This mind map took about 22 minutes to develop. The video shows the development. Time is compressed so that 8 minutes are shown as 1 minute. I did not practice the mind map and it was not drafted before I set down at the computer. This is my thinking and mind map development process. I guess I developed this mind map so rapidly this morning because I love to trash the EMR design guys for presenting the database output like we used to do in 1982 when we were still programming FORTRAN and COBOL [for those of you old enough to remember FORTRAN and COBOL].
Here is the final mind map in a static form.
To answer the question posed in the title …
The data are there. That’s what electronic medical records do.

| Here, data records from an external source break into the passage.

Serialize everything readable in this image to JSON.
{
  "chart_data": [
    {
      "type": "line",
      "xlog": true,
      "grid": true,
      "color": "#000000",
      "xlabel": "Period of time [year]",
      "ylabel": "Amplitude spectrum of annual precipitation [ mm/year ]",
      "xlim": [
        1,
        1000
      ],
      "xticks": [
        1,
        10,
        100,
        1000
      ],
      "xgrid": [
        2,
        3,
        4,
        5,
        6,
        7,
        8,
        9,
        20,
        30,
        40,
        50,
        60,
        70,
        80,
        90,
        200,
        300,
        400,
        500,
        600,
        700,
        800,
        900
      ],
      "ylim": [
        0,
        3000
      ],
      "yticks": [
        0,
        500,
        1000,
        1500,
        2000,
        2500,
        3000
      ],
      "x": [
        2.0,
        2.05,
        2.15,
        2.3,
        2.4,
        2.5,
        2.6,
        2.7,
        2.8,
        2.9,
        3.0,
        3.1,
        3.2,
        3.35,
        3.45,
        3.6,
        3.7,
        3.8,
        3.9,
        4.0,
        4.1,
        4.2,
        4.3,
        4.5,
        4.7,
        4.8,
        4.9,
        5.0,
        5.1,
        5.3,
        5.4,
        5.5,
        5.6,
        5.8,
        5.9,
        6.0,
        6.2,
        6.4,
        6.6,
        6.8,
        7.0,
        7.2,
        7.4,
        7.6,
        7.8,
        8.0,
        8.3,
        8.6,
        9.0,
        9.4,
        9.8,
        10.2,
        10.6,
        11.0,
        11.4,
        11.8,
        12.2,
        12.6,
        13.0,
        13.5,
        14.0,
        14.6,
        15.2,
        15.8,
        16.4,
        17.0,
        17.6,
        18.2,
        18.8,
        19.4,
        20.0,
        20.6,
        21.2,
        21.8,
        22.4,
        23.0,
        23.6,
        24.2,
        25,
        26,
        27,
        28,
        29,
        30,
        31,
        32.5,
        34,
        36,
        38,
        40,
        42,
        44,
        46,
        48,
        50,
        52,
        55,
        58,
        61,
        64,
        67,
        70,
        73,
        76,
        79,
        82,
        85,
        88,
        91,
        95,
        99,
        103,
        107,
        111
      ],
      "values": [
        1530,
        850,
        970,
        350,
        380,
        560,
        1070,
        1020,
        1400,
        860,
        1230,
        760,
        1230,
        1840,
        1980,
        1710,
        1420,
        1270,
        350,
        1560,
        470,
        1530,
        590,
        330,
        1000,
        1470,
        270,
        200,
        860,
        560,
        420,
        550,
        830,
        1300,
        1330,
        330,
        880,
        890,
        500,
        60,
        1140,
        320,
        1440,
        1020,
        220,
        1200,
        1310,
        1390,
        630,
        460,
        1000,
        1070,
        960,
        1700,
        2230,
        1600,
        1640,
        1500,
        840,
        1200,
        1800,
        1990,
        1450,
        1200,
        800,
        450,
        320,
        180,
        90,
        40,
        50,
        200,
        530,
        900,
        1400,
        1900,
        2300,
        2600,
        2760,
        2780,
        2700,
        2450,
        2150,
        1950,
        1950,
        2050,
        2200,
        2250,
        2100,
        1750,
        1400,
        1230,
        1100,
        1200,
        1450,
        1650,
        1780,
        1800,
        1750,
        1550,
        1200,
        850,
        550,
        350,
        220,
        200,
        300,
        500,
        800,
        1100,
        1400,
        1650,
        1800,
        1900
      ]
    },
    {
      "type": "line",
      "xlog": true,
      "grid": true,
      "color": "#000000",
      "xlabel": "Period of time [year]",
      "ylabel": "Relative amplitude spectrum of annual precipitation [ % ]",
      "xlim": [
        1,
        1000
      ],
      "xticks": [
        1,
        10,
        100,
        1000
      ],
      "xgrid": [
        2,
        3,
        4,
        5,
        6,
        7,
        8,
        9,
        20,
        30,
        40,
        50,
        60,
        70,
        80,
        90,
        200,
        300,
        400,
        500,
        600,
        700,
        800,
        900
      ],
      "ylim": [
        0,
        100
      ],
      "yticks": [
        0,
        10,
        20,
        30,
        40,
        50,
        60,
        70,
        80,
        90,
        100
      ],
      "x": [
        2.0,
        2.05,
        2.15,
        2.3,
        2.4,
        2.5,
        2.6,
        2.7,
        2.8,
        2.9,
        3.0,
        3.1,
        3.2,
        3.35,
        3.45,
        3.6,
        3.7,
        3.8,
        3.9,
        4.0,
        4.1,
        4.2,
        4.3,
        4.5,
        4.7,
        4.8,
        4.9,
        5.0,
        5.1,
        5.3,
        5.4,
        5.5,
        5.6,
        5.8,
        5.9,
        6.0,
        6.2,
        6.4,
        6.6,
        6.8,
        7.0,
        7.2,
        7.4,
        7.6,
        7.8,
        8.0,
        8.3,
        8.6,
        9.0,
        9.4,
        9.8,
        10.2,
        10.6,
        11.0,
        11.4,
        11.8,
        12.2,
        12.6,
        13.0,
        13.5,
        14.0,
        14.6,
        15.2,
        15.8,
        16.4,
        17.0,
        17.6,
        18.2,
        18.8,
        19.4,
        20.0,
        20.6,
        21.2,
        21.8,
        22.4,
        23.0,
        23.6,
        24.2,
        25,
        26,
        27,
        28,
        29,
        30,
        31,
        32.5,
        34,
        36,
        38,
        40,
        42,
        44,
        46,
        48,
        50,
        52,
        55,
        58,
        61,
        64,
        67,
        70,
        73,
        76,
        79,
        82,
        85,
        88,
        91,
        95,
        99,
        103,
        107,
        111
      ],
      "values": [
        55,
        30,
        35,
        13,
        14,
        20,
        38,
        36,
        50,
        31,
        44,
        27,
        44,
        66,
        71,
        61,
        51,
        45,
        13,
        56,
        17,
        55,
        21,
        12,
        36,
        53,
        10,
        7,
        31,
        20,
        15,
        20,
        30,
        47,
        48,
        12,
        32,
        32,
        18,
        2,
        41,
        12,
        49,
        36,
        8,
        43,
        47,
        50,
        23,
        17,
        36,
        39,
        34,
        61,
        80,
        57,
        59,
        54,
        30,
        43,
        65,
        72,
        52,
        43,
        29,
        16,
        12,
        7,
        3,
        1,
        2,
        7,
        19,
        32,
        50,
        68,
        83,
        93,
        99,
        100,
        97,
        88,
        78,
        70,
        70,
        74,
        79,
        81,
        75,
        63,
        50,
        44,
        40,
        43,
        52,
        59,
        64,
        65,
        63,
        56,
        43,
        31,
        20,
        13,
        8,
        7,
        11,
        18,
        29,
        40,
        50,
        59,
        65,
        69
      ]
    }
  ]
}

All I get are these stupid little printed reports or screens in 6 point fonts I have little chance of reading. Even less if you consider my medical diagnosis.
At their simplest level, mind maps can be generated inexpensively from EMR data. Most EMR data are reported in table-like outlines. Some expert system computer interpretation rules would need to be developed but more are already hidden in the EMR as formulae for physicians to use.
In 1985 I developed some of the first commercial, automated, expert systems for the interpretation of psychological tests. Psychological and medical tests are now regularly run through such programs and the information appears in the doctor’s version of the EMR. [My internist once commented that I understood the underlying statistics and methods better than she did so she just handed me the computer screen.]
There is no reason EMR data should not be converted to visual form both providers and patients can understand more intuitively and quickly and with less interpretation error. They are inexpensive to produce and will save a lot of money over what is being done now. AND, they facilitate effective patient-centered care with providers and patients acting as partners.
Shit, no way. The US Healthcare system is still arguing if it is going ever going to implement the same diagnostic codes as the rest of the world. Ways of presenting EMR information that patients can understand? Yeah sure. After all, when IT standards, program developers, accountants, and managed care cost-cutters design the EMRs, they don’t give a damn if anyone can understand the numbers and codes in the computer so long as they allow the managed care companies to make more money.
Do we need to draw them a map? Obviously they can’t (or more accurately, won’t) do it for themselves and us.